Zhang, 60, is being moved to another position that official reports did not identify. No reason was given for the move, although Zhang has served five years in the position, roughly a standard term for provincial officials.

Chen is a longtime party official in the eastern province of Henan who last served as governor of Hebei province surrounding Beijing. Like all of Tibet’s previous party chiefs, Chen is not Tibetan but a member of China’s majority Han ethnic group.

Zhang, a former top official in Xinjiang, another ethnically troubled region, took over as Tibet party secretary in 2006 during a relatively quiet period.

Two years later, deadly anti-government rioting broke out among Tibetans in the capital, Lhasa, spreading quickly to Tibetan areas of western China in the most severe and sustained unrest in decades.

Security forces poured in and a massive crackdown ensued, with China closing Tibet to foreign tourists for a year. Foreign journalists remain barred from Tibet except on rare, tightly scripted government-organized trips.

As well as his attacks on the Dalai Lama, Zhang was known for enthusiastically enforcing restrictions on Buddhist religious practice and contacts with overseas groups.

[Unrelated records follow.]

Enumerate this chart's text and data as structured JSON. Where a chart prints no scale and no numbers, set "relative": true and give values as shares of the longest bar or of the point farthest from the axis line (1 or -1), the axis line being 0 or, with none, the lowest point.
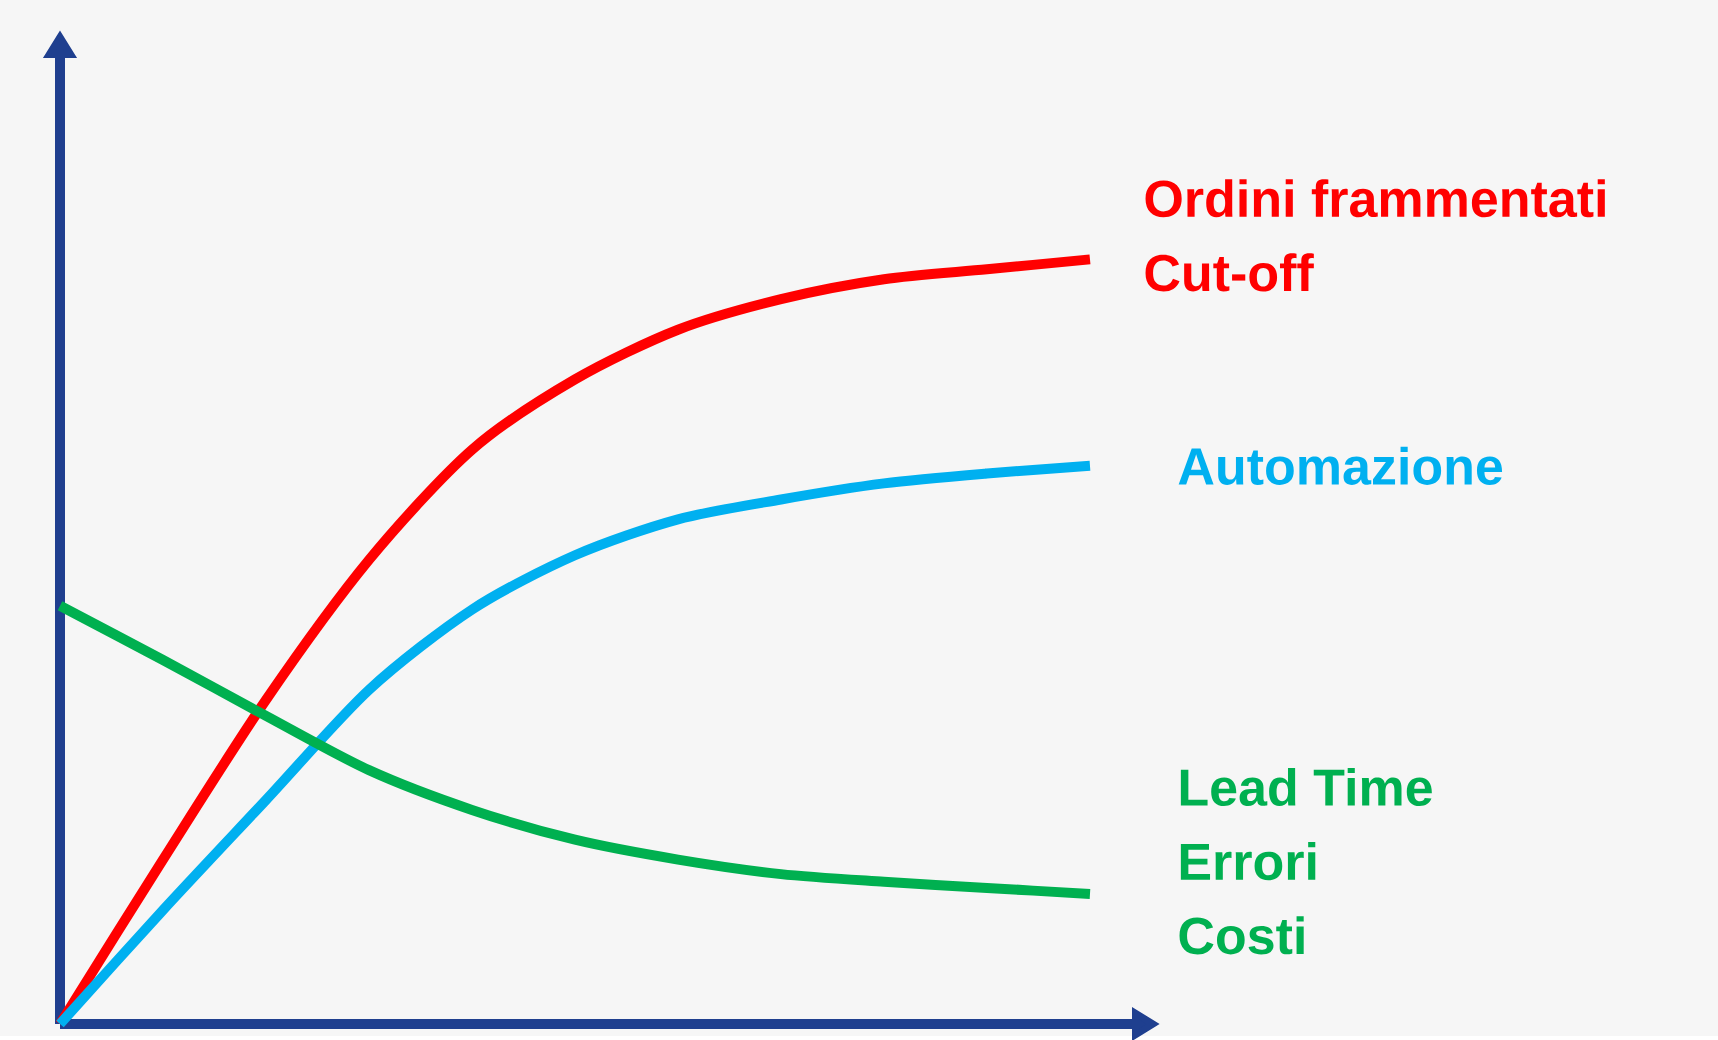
{
  "chart_data": {
    "type": "line",
    "relative": true,
    "categories": [
      null,
      null,
      null,
      null,
      null,
      null,
      null,
      null,
      null,
      null,
      null
    ],
    "series": [
      {
        "name": "Ordini frammentati",
        "color": "#ff0000",
        "values": [
          0,
          0.215,
          0.424,
          0.607,
          0.751,
          0.843,
          0.908,
          0.948,
          0.974,
          0.987,
          1
        ]
      },
      {
        "name": "Automazione",
        "color": "#00b0f0",
        "values": [
          0,
          0.149,
          0.293,
          0.437,
          0.542,
          0.613,
          0.66,
          0.686,
          0.707,
          0.72,
          0.73
        ]
      },
      {
        "name": "Lead Time",
        "color": "#00b050",
        "values": [
          0.547,
          0.476,
          0.403,
          0.332,
          0.28,
          0.241,
          0.215,
          0.196,
          0.186,
          0.178,
          0.17
        ]
      }
    ],
    "annotations": [
      "Cut-off",
      "Errori",
      "Costi"
    ],
    "marker": "none",
    "line_style": "solid"
  }
}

Beijing considers Chinese sovereignty over Tibet unquestionable and inviolable. It says Tibet has been its territory for centuries, although many Tibetans say they were essentially an independent nation until Communist forces invaded in 1950. The Dalai Lama fled into exile in India following an abortive uprising against Chinese rule in 1959.

The 76-year-old spiritual leader recently shifted his political responsibilities to the prime minister of the self-proclaimed Tibetan government-in-exile, Lobsang Sangay, a 43-year-old Harvard legal scholar who grew up a refugee.